I’d been eyeing the Qwen TTS blog post for a while. Alibaba had open-sourced a 1.7B parameter text-to-speech model that could clone voices from just a few seconds of audio. The kind of thing that used to require expensive studios and proprietary tech — now running locally on a laptop. I wanted to try it but hadn’t gotten around to it.
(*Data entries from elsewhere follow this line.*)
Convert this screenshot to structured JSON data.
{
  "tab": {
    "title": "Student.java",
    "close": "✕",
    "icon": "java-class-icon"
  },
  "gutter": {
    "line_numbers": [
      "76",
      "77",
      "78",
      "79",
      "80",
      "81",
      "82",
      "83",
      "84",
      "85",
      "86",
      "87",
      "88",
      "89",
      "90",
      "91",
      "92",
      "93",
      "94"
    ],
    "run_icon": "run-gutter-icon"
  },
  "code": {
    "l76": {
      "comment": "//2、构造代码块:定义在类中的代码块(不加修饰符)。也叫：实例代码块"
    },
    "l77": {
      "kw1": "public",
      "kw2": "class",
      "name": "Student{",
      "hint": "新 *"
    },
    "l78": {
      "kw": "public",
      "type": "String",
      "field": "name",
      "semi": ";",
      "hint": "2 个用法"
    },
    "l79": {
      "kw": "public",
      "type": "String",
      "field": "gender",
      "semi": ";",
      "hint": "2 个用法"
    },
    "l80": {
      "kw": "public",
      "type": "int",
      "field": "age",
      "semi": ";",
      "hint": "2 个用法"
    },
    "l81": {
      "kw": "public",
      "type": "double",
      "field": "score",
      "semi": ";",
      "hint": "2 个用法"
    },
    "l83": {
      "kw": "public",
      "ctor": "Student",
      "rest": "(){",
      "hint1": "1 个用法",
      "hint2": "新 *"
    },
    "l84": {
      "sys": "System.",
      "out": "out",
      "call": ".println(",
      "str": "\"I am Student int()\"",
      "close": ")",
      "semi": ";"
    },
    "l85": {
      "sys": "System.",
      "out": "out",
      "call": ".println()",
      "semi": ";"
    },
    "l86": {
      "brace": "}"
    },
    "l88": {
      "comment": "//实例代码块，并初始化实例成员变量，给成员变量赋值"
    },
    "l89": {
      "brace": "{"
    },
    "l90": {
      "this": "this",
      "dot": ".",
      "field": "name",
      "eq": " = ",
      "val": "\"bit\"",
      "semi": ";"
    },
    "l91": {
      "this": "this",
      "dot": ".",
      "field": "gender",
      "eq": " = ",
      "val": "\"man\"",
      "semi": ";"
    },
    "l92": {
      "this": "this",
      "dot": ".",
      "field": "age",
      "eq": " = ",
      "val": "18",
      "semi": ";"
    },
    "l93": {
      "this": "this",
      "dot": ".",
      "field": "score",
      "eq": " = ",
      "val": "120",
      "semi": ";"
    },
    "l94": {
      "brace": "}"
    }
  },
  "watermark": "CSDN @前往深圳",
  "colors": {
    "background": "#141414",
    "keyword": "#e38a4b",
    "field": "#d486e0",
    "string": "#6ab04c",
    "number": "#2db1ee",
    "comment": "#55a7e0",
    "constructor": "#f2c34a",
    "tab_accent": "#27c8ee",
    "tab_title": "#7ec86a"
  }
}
Then I saw this on the Forkiverse:
JW tagged Casey Newton and Kevin Roose — the Hardfork podcast hosts — asking if they’d record a voice memo saying happy birthday to their boss Christine. A sweet request, very “old internet” energy.
That was the nudge. What if you didn’t need to ask a podcast host to record a birthday message — what if you could just clone their voice and have the AI do it? And what if the whole thing could be done by just talking to Claude Code?
”Can you read this GitHub page?”
I opened a terminal, started Claude Code, and typed:
can you read this document: https://qwen.ai/blog?id=qwen3tts-0115
I would like to see if I can get this working by training on a voice in a sample file, and have it say happy birthday back to me.
The blog post was JavaScript-rendered, so Claude couldn’t read it. No problem — I gave it the GitHub repo instead:
here is the github page instead: https://github.com/QwenLM/Qwen3-TTS
Claude read through the README, understood the voice cloning flow, and came back with its first round of questions:
Want me to set this up as a working script? I’d need to know:
- Do you have a CUDA GPU available?
- Do you already have a voice sample file?
- Do you want to use conda or a regular venv?
This is one of the things I like about working with Claude Code. It doesn’t just barrel ahead — it figures out what it needs to know first.
I think we should go for regular venv, this is a macbook m4 pro with 24gb ram.
The Python version scare
Claude’s first instinct was to tell me Python 3.14 was too new and suggest downgrading to 3.12. I pushed back:
will installing that version of python in this way leave the default to still be 3.14? And are you sure it does not work with 3.14? I would rather not downgrade.
Claude went and actually checked the pyproject.toml in the repo. The requirement was >=3.9. My 3.14 was fine. No downgrade needed. This is a good reminder: push back when something doesn’t sound right. Claude will go verify.
”Place a voice sample and write the transcript”
After creating the venv and installing dependencies, Claude wrote the initial clone_voice.py script. Then it told me what I needed to do:
- Place a voice sample — put a wav file (~3+ seconds of someone speaking) in the project directory named
voice_sample.wav- Edit the script — open
clone_voice.pyand updateref_textwith the transcript of what’s said in your voice sample- Run it
This is the part people sometimes miss about working with AI coding assistants. It’s not one-directional. Claude handles the engineering, but the human provides the creative input and raw materials. I needed to go find a clip of Casey Newton speaking, save it as a WAV, and transcribe what he said. No AI shortcut for that — I know what voice I want, and I know what it’s saying.
I asked about the audio requirements:
tell me more about the requirement for the wave, what is the format, and how long should it be?
Claude dug into the library source code and came back with the specs: ~5-10 seconds, clear speech, any common format. I grabbed a short clip of Casey talking and dropped it in.
First run: almost
I ran the script and pasted the output back:
okay, I ran it and got this:
/bin/sh: sox: command not foundCan we try and install the flash attention? maybe that will speed things up.
Two issues at once. Claude installed SoX via brew, then explained that flash attention is CUDA-only — the warning was harmless on my M4. On the next run, it worked:
That’s the moment. From “can you read this GitHub page” to a working voice clone in maybe 20 minutes of actual prompting.
Happy birthday, Christine. From AI-Casey.